Será que não está algo errado na consideração e no tratamento que damos aos colaboradores e subordinados que labutam junto com a gente? Será que não conseguimos transmitir a estas pessoas a importância, que o nosso trabalho, a nossa empresa, o atendimento do mercado tem para toda a sociedade? Que o nosso trabalho não se esgota na perseguição de resultados ou de lucros, mas que contém algo de intangível, representado pela satisfação que proporciona uma tarefa concluída com sucesso? Uma tarefa que representa algum acréscimo à qualidade da vida, ao progresso social ou individual e que deixa o mundo um pouquinho melhor, um lugar mais agradável e mais fácil de se viver?

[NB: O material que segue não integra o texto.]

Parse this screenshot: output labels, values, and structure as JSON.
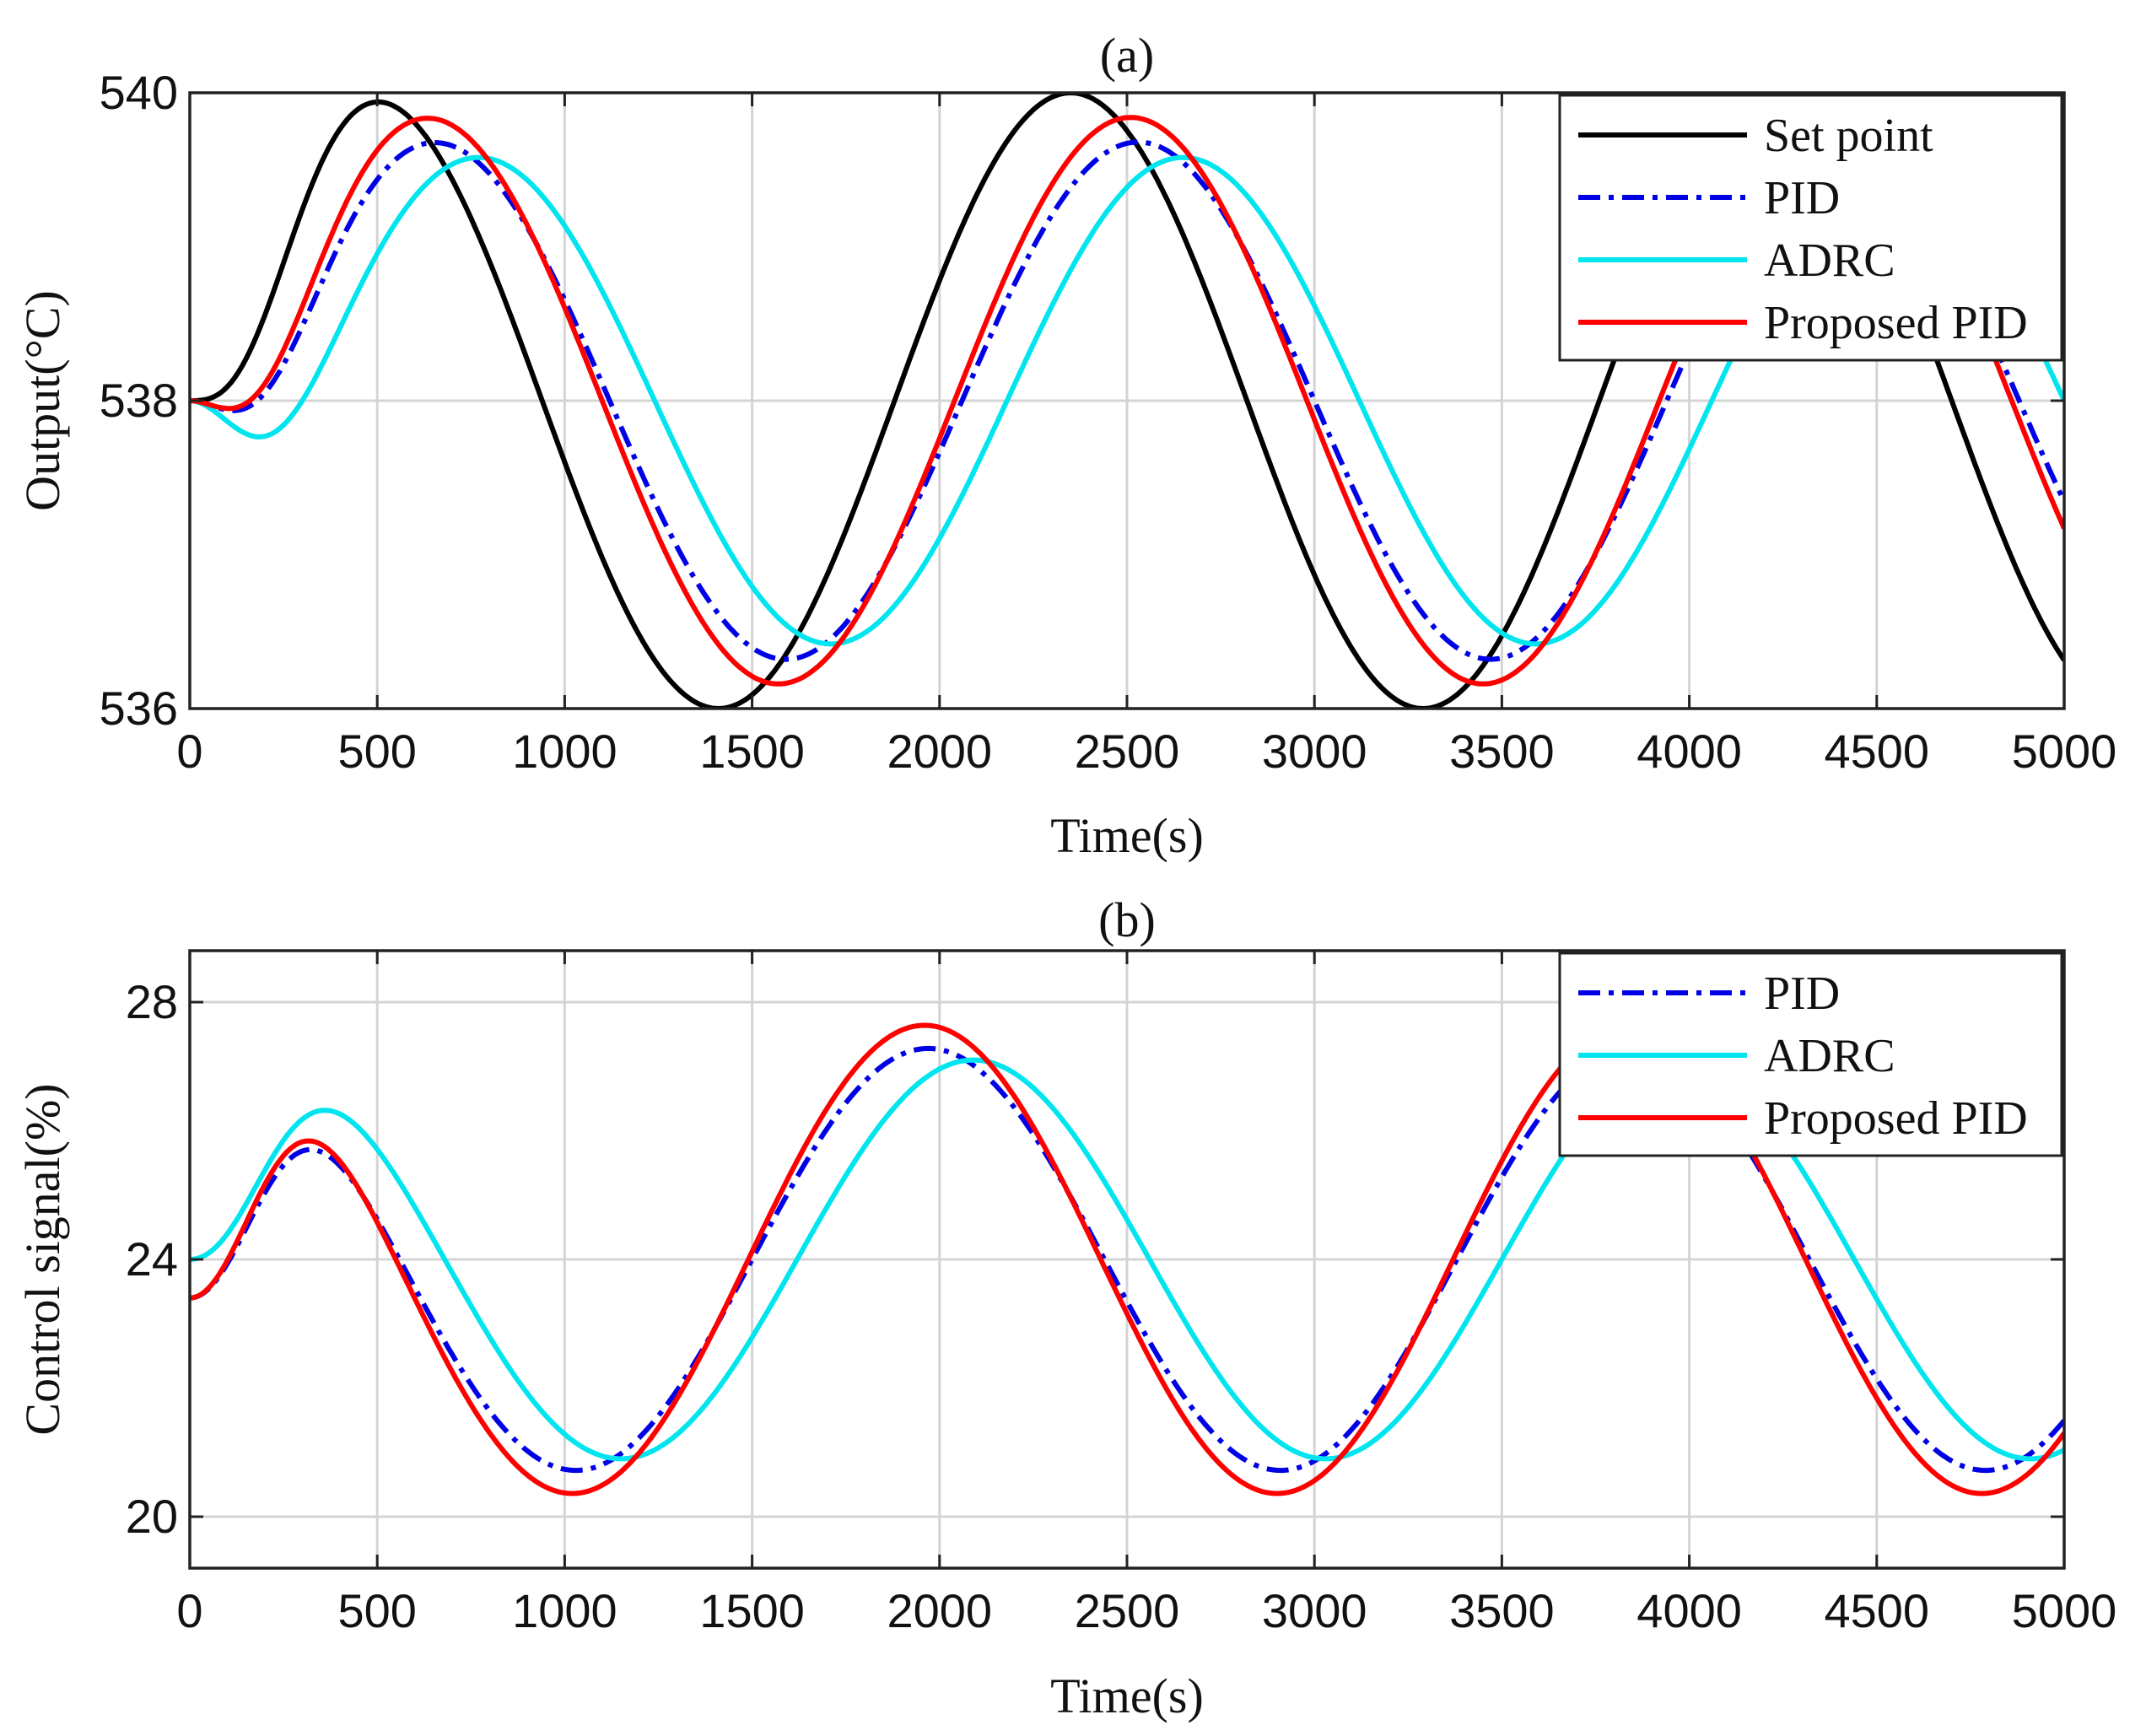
{
  "chart_data": [
    {
      "id": "a",
      "type": "line",
      "title": "(a)",
      "xlabel": "Time(s)",
      "ylabel": "Output(°C)",
      "xlim": [
        0,
        5000
      ],
      "ylim": [
        536,
        540
      ],
      "xticks": [
        0,
        500,
        1000,
        1500,
        2000,
        2500,
        3000,
        3500,
        4000,
        4500,
        5000
      ],
      "yticks": [
        536,
        538,
        540
      ],
      "grid": true,
      "legend_position": "top-right",
      "series": [
        {
          "name": "Set point",
          "color": "#000000",
          "style": "solid",
          "model": "sine",
          "mean": 538,
          "amplitude": 2.0,
          "period": 1880,
          "delay": 0,
          "start": 538
        },
        {
          "name": "PID",
          "color": "#0000e6",
          "style": "dashdot",
          "model": "sine",
          "mean": 538,
          "amplitude": 1.68,
          "period": 1880,
          "delay": 180,
          "start": 538
        },
        {
          "name": "ADRC",
          "color": "#00e5ee",
          "style": "solid",
          "model": "sine",
          "mean": 538,
          "amplitude": 1.58,
          "period": 1880,
          "delay": 300,
          "start": 538
        },
        {
          "name": "Proposed PID",
          "color": "#ff0000",
          "style": "solid",
          "model": "sine",
          "mean": 538,
          "amplitude": 1.84,
          "period": 1880,
          "delay": 160,
          "start": 538
        }
      ]
    },
    {
      "id": "b",
      "type": "line",
      "title": "(b)",
      "xlabel": "Time(s)",
      "ylabel": "Control signal(%)",
      "xlim": [
        0,
        5000
      ],
      "ylim": [
        19.2,
        28.8
      ],
      "xticks": [
        0,
        500,
        1000,
        1500,
        2000,
        2500,
        3000,
        3500,
        4000,
        4500,
        5000
      ],
      "yticks": [
        20,
        24,
        28
      ],
      "grid": true,
      "legend_position": "top-right",
      "series": [
        {
          "name": "PID",
          "color": "#0000e6",
          "style": "dashdot",
          "model": "sine",
          "mean": 24.0,
          "amplitude": 3.28,
          "period": 1880,
          "delay": 1500,
          "start": 23.4
        },
        {
          "name": "ADRC",
          "color": "#00e5ee",
          "style": "solid",
          "model": "sine",
          "mean": 24.0,
          "amplitude": 3.1,
          "period": 1880,
          "delay": 1620,
          "start": 24.0
        },
        {
          "name": "Proposed PID",
          "color": "#ff0000",
          "style": "solid",
          "model": "sine",
          "mean": 24.0,
          "amplitude": 3.64,
          "period": 1880,
          "delay": 1490,
          "start": 23.4
        }
      ]
    }
  ]
}
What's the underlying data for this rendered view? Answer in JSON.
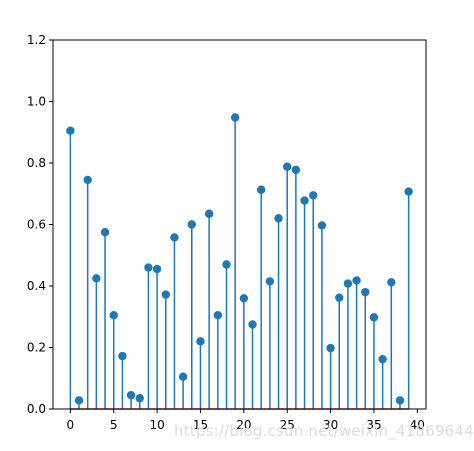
{
  "chart_data": {
    "type": "stem",
    "x": [
      0,
      1,
      2,
      3,
      4,
      5,
      6,
      7,
      8,
      9,
      10,
      11,
      12,
      13,
      14,
      15,
      16,
      17,
      18,
      19,
      20,
      21,
      22,
      23,
      24,
      25,
      26,
      27,
      28,
      29,
      30,
      31,
      32,
      33,
      34,
      35,
      36,
      37,
      38,
      39
    ],
    "values": [
      0.905,
      0.028,
      0.745,
      0.425,
      0.575,
      0.305,
      0.172,
      0.045,
      0.035,
      0.46,
      0.455,
      0.372,
      0.558,
      0.105,
      0.6,
      0.22,
      0.635,
      0.305,
      0.47,
      0.948,
      0.36,
      0.275,
      0.713,
      0.415,
      0.62,
      0.788,
      0.778,
      0.678,
      0.695,
      0.597,
      0.198,
      0.362,
      0.408,
      0.418,
      0.38,
      0.298,
      0.162,
      0.412,
      0.028,
      0.707
    ],
    "xlim": [
      -2,
      41
    ],
    "ylim": [
      0,
      1.2
    ],
    "x_ticks": [
      0,
      5,
      10,
      15,
      20,
      25,
      30,
      35,
      40
    ],
    "x_tick_labels": [
      "0",
      "5",
      "10",
      "15",
      "20",
      "25",
      "30",
      "35",
      "40"
    ],
    "y_ticks": [
      0.0,
      0.2,
      0.4,
      0.6,
      0.8,
      1.0,
      1.2
    ],
    "y_tick_labels": [
      "0.0",
      "0.2",
      "0.4",
      "0.6",
      "0.8",
      "1.0",
      "1.2"
    ],
    "title": "",
    "xlabel": "",
    "ylabel": "",
    "grid": false,
    "colors": {
      "stem": "#1f77b4",
      "marker": "#1f77b4",
      "baseline": "#d62728",
      "axis": "#000000"
    }
  },
  "watermark": "https://blog.csdn.net/weixin_41869644"
}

Há algo a ser ponderado, quando um jovem nos diz: vejo muitas coisas erradas, apreendi e sei, que poderiam ser feitas de maneira melhor, mais eficaz, mais barata – mas ninguém me ouve, ninguém me apóia, pelo contrário zombam de mim! O senhor conhece alguma empresa onde minhas idéias (ou meu esforço) poderiam ser melhor aproveitadas?
Existe choque natural, entre a vida acadêmica e vida prática, o dia-a-dia nas empresas. A instituição dos estágios como parte do currículo ameniza este choque, porque o jovem já descobre que a realidade é bastante diferente daquilo o que é ensinado a ele. Mas a parte intangível do ensino e parte intangível da vida prática, que se refere justamente às idéias, a sua avaliação e aceitação ou rejeição, é negligenciada e os nossos jovens apreendem esta parte as custas de desilusões e de frustrações.
Acrescente-se a esta situação o medo natural dos detentores de posições cômodas, conquistadas durante anos de trabalho que, de repente, se sentem ameaçados pela entrada de jovens, muitas vezes bem melhor instruídos, que não tem medo de idéias novas, pelo contrário, as propugnam e temos um quadro bastante desanimador do ambiente em que jovens promissores iniciam ou querem seguir a sua carreira profissional.
Não posso falar de outros ramos industriais, mas na indústria de calçados a transição trazida pelo terceiro milênio, o deslocamento do centro da gravidade desta indústria, do Ocidente para o Oriente, mostrou que a obsolescência das idéias e dos métodos do século passado, tanto na parte de estruturação, de produção e de comercialização, se tornou uma questão de sobrevivência pura.
Em outras palavras: no lugar de fazer pouco caso do dinamismo natural dos jovens, da ansiedade de trabalhar com métodos mais modernos, eficazes e rápidos, a indústria deveria incentivar esta curiosidade e vontade de adaptação aos novos tempos, aos novos desafios e principalmente, ao embate que já estamos vivendo e que irá agravar-se no decorrer de pouco tempo com os concorrentes melhor preparados e livres de preconceitos antigos.
Tenho pena dos jovens, que querem progredir, que trazem novas idéias e querem aplicar novos métodos e sistemas, condizentes com terceiro milênio e sofrem de incompreensão baseada na acomodação e obsolescência.